The most straightforward way to implement quicksort in Python is to use list comprehensions. This approach generates two lists, one of elements greater than or equal to the "pivot" element (in this case the first element of the list), and one of elements less than the pivot. These two lists are then recursively sorted, before being concatenated around the pivot to form the final sorted list.

<<qsort1>>=
def qsort1(list):
    """
    Quicksort using list comprehensions
    >>> qsort1<<docstring test numeric input>>
    <<docstring test numeric output>>
    >>> qsort1<<docstring test string input>>
    <<docstring test string output>>
    """
    if list == []: 
        return []
    else:
        pivot = list[0]
        lesser = qsort1([x for x in list[1:] if x < pivot])
        greater = qsort1([x for x in list[1:] if x >= pivot])
        return lesser + [pivot] + greater

This implementation has the advantage of being clear and easy to understand, yet quite compact. As it turns out, it is also faster than other list-based quicksorts in Python.

In one line of code

The implementation above can be made even more compact by combining Python's predicate if (return x if y else z) with its sequence slicing capability (e.g. list[0], list[1:]) to produce a version of quicksort in just one-line:

<<qsortr>>=
def qsortr(list):
    return [] if list==[]  else qsortr([x for x in list[1:] if x < list[0]]) + [list[0]] + qsortr([x for x in list[1:] if x >= list[0]])

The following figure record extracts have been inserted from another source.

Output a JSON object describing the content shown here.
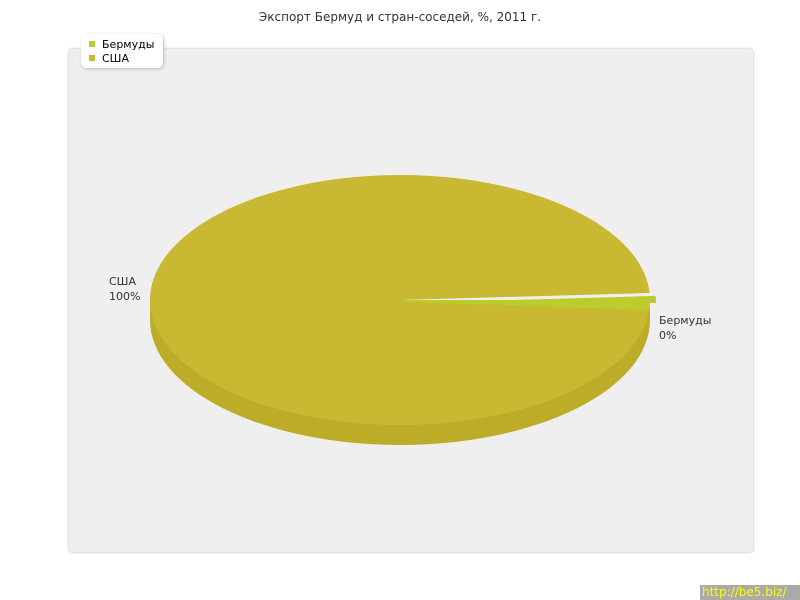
{
  "chart_data": {
    "type": "pie",
    "title": "Экспорт Бермуд и стран-соседей, %, 2011 г.",
    "categories": [
      "Бермуды",
      "США"
    ],
    "values": [
      0.3,
      99.7
    ],
    "data_labels": [
      "0%",
      "100%"
    ],
    "colors": [
      "#bccc2c",
      "#c8b832"
    ],
    "legend": "top-left",
    "style": "3d"
  },
  "watermark": "http://be5.biz/"
}
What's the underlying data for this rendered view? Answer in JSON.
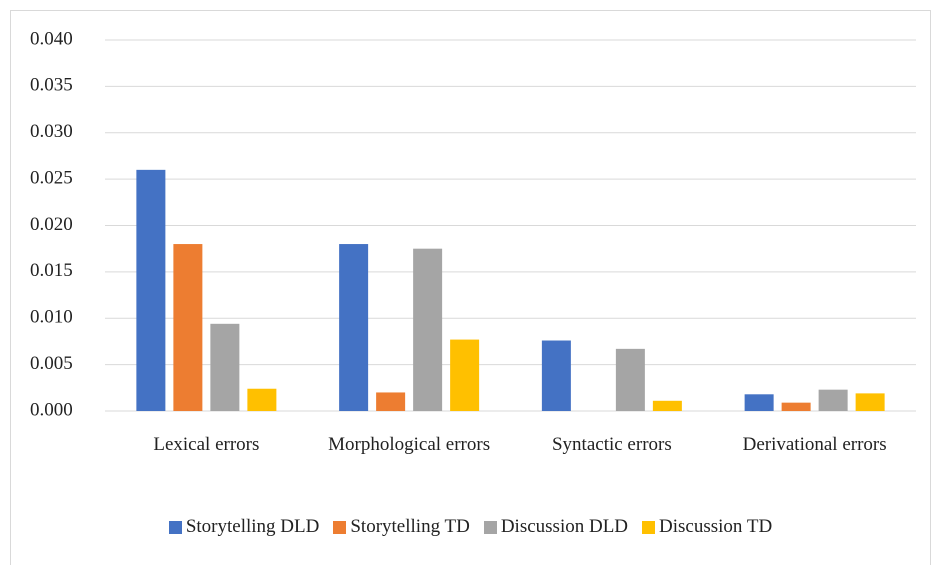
{
  "chart_data": {
    "type": "bar",
    "categories": [
      "Lexical errors",
      "Morphological errors",
      "Syntactic errors",
      "Derivational errors"
    ],
    "series": [
      {
        "name": "Storytelling DLD",
        "color": "#4472c4",
        "values": [
          0.026,
          0.018,
          0.0076,
          0.0018
        ]
      },
      {
        "name": "Storytelling TD",
        "color": "#ed7d31",
        "values": [
          0.018,
          0.002,
          0,
          0.0009
        ]
      },
      {
        "name": "Discussion DLD",
        "color": "#a5a5a5",
        "values": [
          0.0094,
          0.0175,
          0.0067,
          0.0023
        ]
      },
      {
        "name": "Discussion TD",
        "color": "#ffc000",
        "values": [
          0.0024,
          0.0077,
          0.0011,
          0.0019
        ]
      }
    ],
    "ylim": [
      0,
      0.04
    ],
    "yticks": [
      {
        "value": 0,
        "label": "0.000"
      },
      0.005,
      {
        "value": 0.01,
        "label": "0.010"
      },
      0.015,
      {
        "value": 0.02,
        "label": "0.020"
      },
      0.025,
      {
        "value": 0.03,
        "label": "0.030"
      },
      0.035,
      {
        "value": 0.04,
        "label": "0.040"
      }
    ],
    "grid": true,
    "legend": "bottom"
  }
}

The initial element of the list, list[0] becomes the pivot variable around which the remainder of the list list[1:] is filtered. When the list selected reaches size 0, the value [] (empty list) is returned and the predicate else is not invoked.

While the "one line of code" version may minimize the text of the algorithm it isn't exactly efficient: the list is fully iterated and filtered twice. It would be nice if the iteration and filtering could be done just once. This can be achieved using a partitioning function.

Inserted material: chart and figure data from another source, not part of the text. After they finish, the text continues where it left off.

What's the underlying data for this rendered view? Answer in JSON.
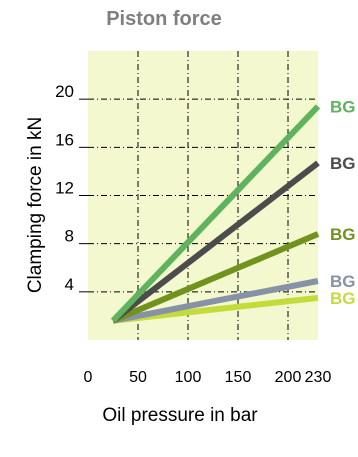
{
  "chart_data": {
    "type": "line",
    "title": "Piston force",
    "xlabel": "Oil pressure in bar",
    "ylabel": "Clamping force in kN",
    "xlim": [
      0,
      230
    ],
    "ylim": [
      0,
      24
    ],
    "x_ticks": [
      0,
      50,
      100,
      150,
      200,
      230
    ],
    "x_tick_labels": [
      "0",
      "50",
      "100",
      "150",
      "200",
      "230"
    ],
    "y_ticks": [
      4,
      8,
      12,
      16,
      20
    ],
    "y_tick_labels": [
      "4",
      "8",
      "12",
      "16",
      "20"
    ],
    "vertical_grid": [
      50,
      100,
      150,
      200
    ],
    "horizontal_grid": [
      4,
      8,
      12,
      16,
      20
    ],
    "plot_background": "#f3f8cf",
    "grid_color": "#000000",
    "grid_style": "dash-dot",
    "series": [
      {
        "name": "BG",
        "x": [
          25,
          230
        ],
        "y": [
          1.6,
          19.4
        ],
        "color": "#5fb35d"
      },
      {
        "name": "BG",
        "x": [
          25,
          230
        ],
        "y": [
          1.6,
          14.7
        ],
        "color": "#4c4c4c"
      },
      {
        "name": "BG",
        "x": [
          25,
          230
        ],
        "y": [
          1.6,
          8.8
        ],
        "color": "#71931e"
      },
      {
        "name": "BG",
        "x": [
          25,
          230
        ],
        "y": [
          1.6,
          4.9
        ],
        "color": "#8792a6"
      },
      {
        "name": "BG",
        "x": [
          25,
          230
        ],
        "y": [
          1.6,
          3.5
        ],
        "color": "#c4dc3b"
      }
    ]
  }
}
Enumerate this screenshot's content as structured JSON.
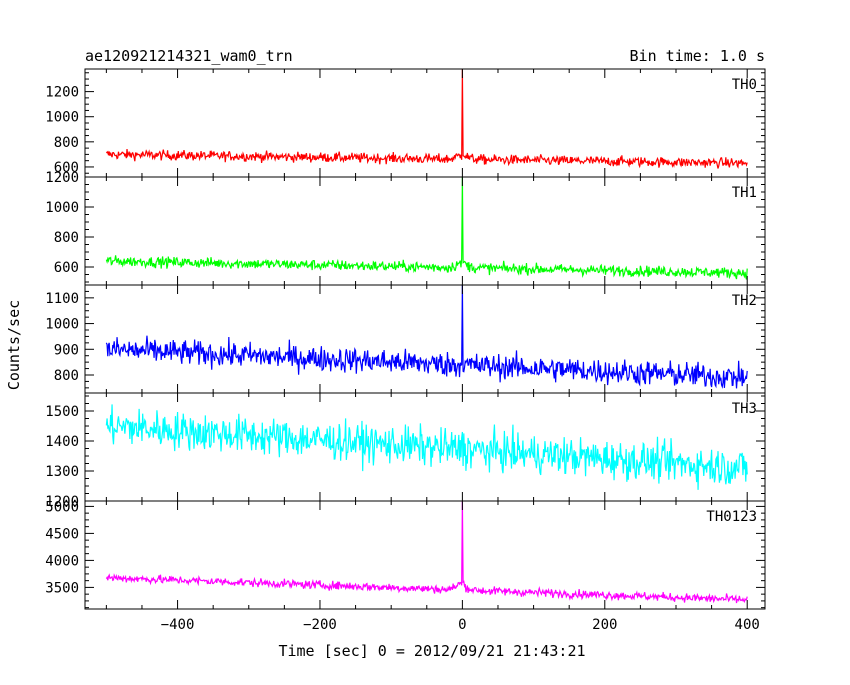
{
  "chart_data": {
    "type": "line",
    "title": "ae120921214321_wam0_trn",
    "bin_time": "Bin time: 1.0 s",
    "xlabel": "Time [sec] 0 = 2012/09/21 21:43:21",
    "ylabel": "Counts/sec",
    "xlim": [
      -530,
      425
    ],
    "x_ticks": [
      -400,
      -200,
      0,
      200,
      400
    ],
    "x_tick_labels": [
      "−400",
      "−200",
      "0",
      "200",
      "400"
    ],
    "x_range": [
      -500,
      400
    ],
    "panels": [
      {
        "name": "TH0",
        "color": "#ff0000",
        "ylim": [
          520,
          1380
        ],
        "yticks": [
          600,
          800,
          1000,
          1200
        ],
        "profile": {
          "start": 700,
          "end": 630,
          "noise": 28,
          "peak": 1380,
          "pre_bump": 30,
          "post_decay": 60
        }
      },
      {
        "name": "TH1",
        "color": "#00ff00",
        "ylim": [
          480,
          1200
        ],
        "yticks": [
          600,
          800,
          1000,
          1200
        ],
        "profile": {
          "start": 640,
          "end": 560,
          "noise": 25,
          "peak": 1200,
          "pre_bump": 30,
          "post_decay": 50
        }
      },
      {
        "name": "TH2",
        "color": "#0000ff",
        "ylim": [
          730,
          1150
        ],
        "yticks": [
          800,
          900,
          1000,
          1100
        ],
        "profile": {
          "start": 900,
          "end": 790,
          "noise": 35,
          "peak": 1150,
          "pre_bump": 0,
          "post_decay": 0
        }
      },
      {
        "name": "TH3",
        "color": "#00ffff",
        "ylim": [
          1200,
          1560
        ],
        "yticks": [
          1200,
          1300,
          1400,
          1500
        ],
        "profile": {
          "start": 1450,
          "end": 1310,
          "noise": 45,
          "peak": 1430,
          "pre_bump": 0,
          "post_decay": 0
        }
      },
      {
        "name": "TH0123",
        "color": "#ff00ff",
        "ylim": [
          3100,
          5100
        ],
        "yticks": [
          3500,
          4000,
          4500,
          5000
        ],
        "profile": {
          "start": 3680,
          "end": 3270,
          "noise": 55,
          "peak": 5100,
          "pre_bump": 120,
          "post_decay": 150
        }
      }
    ]
  }
}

Using a partitioning function

An alternative to using list comprehensions is to partition the list in a single pass using a partitioning function that accumulates list items that are equal to the pivot, as well as those that are lesser and greater than the pivot. This also eliminates the need to process more than once any items that are equal to the pivot. In theory, this should result in a faster sort than the list comprehension version. However in practice it appears that the list comprehension implementation is not only faster than a single-pass partitioning approach, but approaches the performance of an in-place sort (see Quicksort (Python, arrays)).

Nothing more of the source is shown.